Le traitement spécifique des pathologies et des lésions de la main est une spécificité française. Une réforme datant de 2021 a néanmoins mis à mal le financement des urgences de la main. Deux ans plus tard, ces structures peinent à financer leur activité sans subvention, comme à Saint-Herblain, près de Nantes, où l'Institut de la main est installé depuis 2018.
Pas de bras, pas de chocolat. Pas d'autorisation d'urgence, pas de subvention publique. La problématique rencontrée par les urgences de la main du pôle Santé Atlantique de Saint-Herblain (Loire-Atlantique) peut être grossièrement résumée de cette façon, mais ses conséquences ne prêtent pas à sourire.
"Une réforme qui a eu lieu en 2021 a modifié le mode de financement des services d'accueil d'urgence. Depuis, les urgences de la main sortent du domaine administratif et ne sont pas considérées comme des urgences à part entière", déplore Marc Leroy, chirurgien et coordinateur des urgences de la main en Pays de la Loire.

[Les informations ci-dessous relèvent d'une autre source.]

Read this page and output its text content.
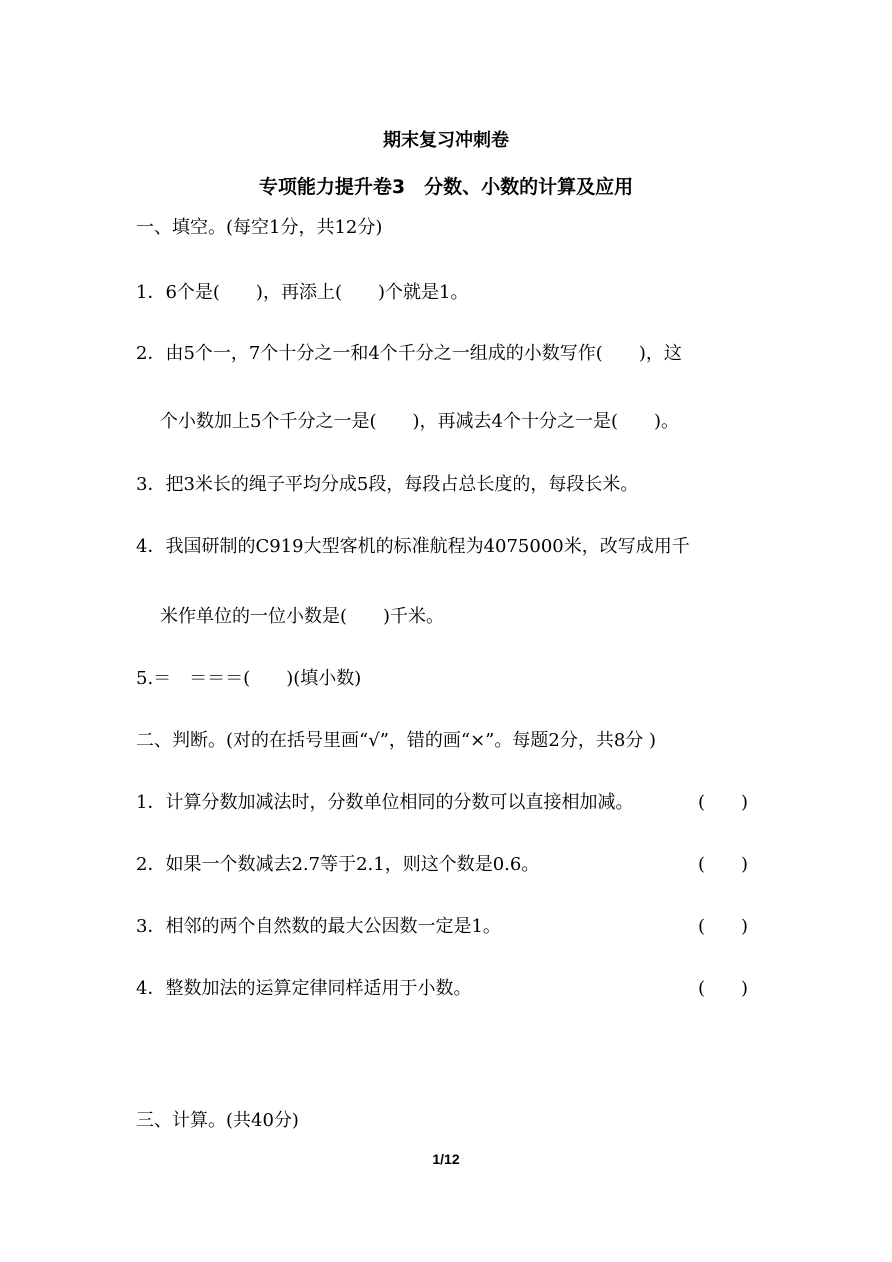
期末复习冲刺卷
专项能力提升卷3　分数、小数的计算及应用
一、填空。(每空1分，共12分)
1．6个是(　　)，再添上(　　)个就是1。
2．由5个一，7个十分之一和4个千分之一组成的小数写作(　　)，这
个小数加上5个千分之一是(　　)，再减去4个十分之一是(　　)。
3．把3米长的绳子平均分成5段，每段占总长度的，每段长米。
4．我国研制的C919大型客机的标准航程为4075000米，改写成用千
米作单位的一位小数是(　　)千米。
5.＝　＝＝＝(　　)(填小数)
二、判断。(对的在括号里画“√”，错的画“×”。每题2分，共8分 )
1．计算分数加减法时，分数单位相同的分数可以直接相加减。	(　　)
2．如果一个数减去2.7等于2.1，则这个数是0.6。	(　　)
3．相邻的两个自然数的最大公因数一定是1。	(　　)
4．整数加法的运算定律同样适用于小数。	(　　)
三、计算。(共40分)
1/12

SOS mains sort du financement public, et ne peut plus fonctionner normalement.
Marc LeroyChirurgien et coordinateur des urgences de la main en Pays de la Loire
Seules deux types d'autorisation d'urgence existent désormais en France : les urgences générales et pédiatriques. Exclues du financement, les urgences de la main ne touchent plus de subventions et enregistrent un déficit d'environ 700 000 euros selon le chirurgien.
Marc Leroy estime qu'à partir de septembre 2023, ce manque à gagner pourrait conduire SOS mains à réaliser des soins de moins bonne qualité sur les 25 000 patients qui consultent le service chaque année, à raison de 80 à 100 personnes par jour.
► Voir le reportage réalisé par Céline Dupeyrat, Frederic Grunchec et Nicolas Guilbaud
Les urgences tournent pourtant à plein : elles sont ouvertes 7 jours sur 7 et 24h sur 24, et assurées par 10 chirurgiens associés, dont fait partie Flore Anne Lecoq.
"Il y a un débit de patient assez important, beaucoup de consultations et d'opérations. On a essayé de s'organiser pour avoir un bloc opératoire efficace avec le moins de temps d'attente possible pour les patients et pour les médecins", témoigne-t-elle.
Le service traite couramment les "lésions de la main qui nécessitent une prise en charge spécifique et rapide pour éviter les séquelles », ajoute la chirurgienne. Une fermeture ou une détérioration des urgences pourrait avoir des effets délétères en termes de santé publique sur le territoire, en particulier parce que le traitement des traumatismes de la main impose des compétences fines en matière de microchirurgie.
Une patientèle venue de Loire-Atlantique et de Vendée
"Ce qui nous inquiète, c'est que SOS mains en France ne soit plus capable d'assurer sa mission de service public, de pouvoir prendre en charge les urgences de la main dans des délais corrects", confie Marc Leroy, car la carence de financement se double d'une difficulté croissante à recruter des personnels de santé.
Les patients consultent à la suite d'accidents du travail et d'accidents domestiques, qui surviennent alors qu'ils cuisinent, bricolent ou jardinent. Aux urgences de l'Institut de la main de Saint-Herblain, ils viennent en majorité de tout le département de Loire-Atlantique, mais aussi de Vendée.
"Si nous sommes moins structurés pour accueillir les patients, la prise en charge sera moins qualitative, avec des délais plus importants, un risque de séquelles majeures pour des traumas qui peuvent être graves avec un pronostic social et professionnel relativement significatif", détaille le chirurgien.
Un système particulier à la France
Marc Leroy estime qu'il faudrait que les urgences de la main soient reconnues comme des urgences à part entière, et non plus comme une "entité individuelle". D'autant plus que le traitement des lésions de la main dans cette structure permet de désengorger les urgences générales.
Les SOS mains sont une fierté française. C'est un système unique très envié en Europe.
Marc LeroyChirurgien et coordinateur des urgences de la main en Pays de la Loire
"Les urgences de la main sont un outil incroyable qui existe depuis plus de 30 ans, et les réformes actuelles sont en train de démonter un système qui fonctionnait extrêmement bien", regrette-t-il.
La Fédération des établissements de soins des urgences de la main regroupe 67 centres en France. Partout, la problématique est la même. La structure du Mans a déjà dû fermer son service de nuit. Les patients sont désormais transférés à Angers ou à Nantes.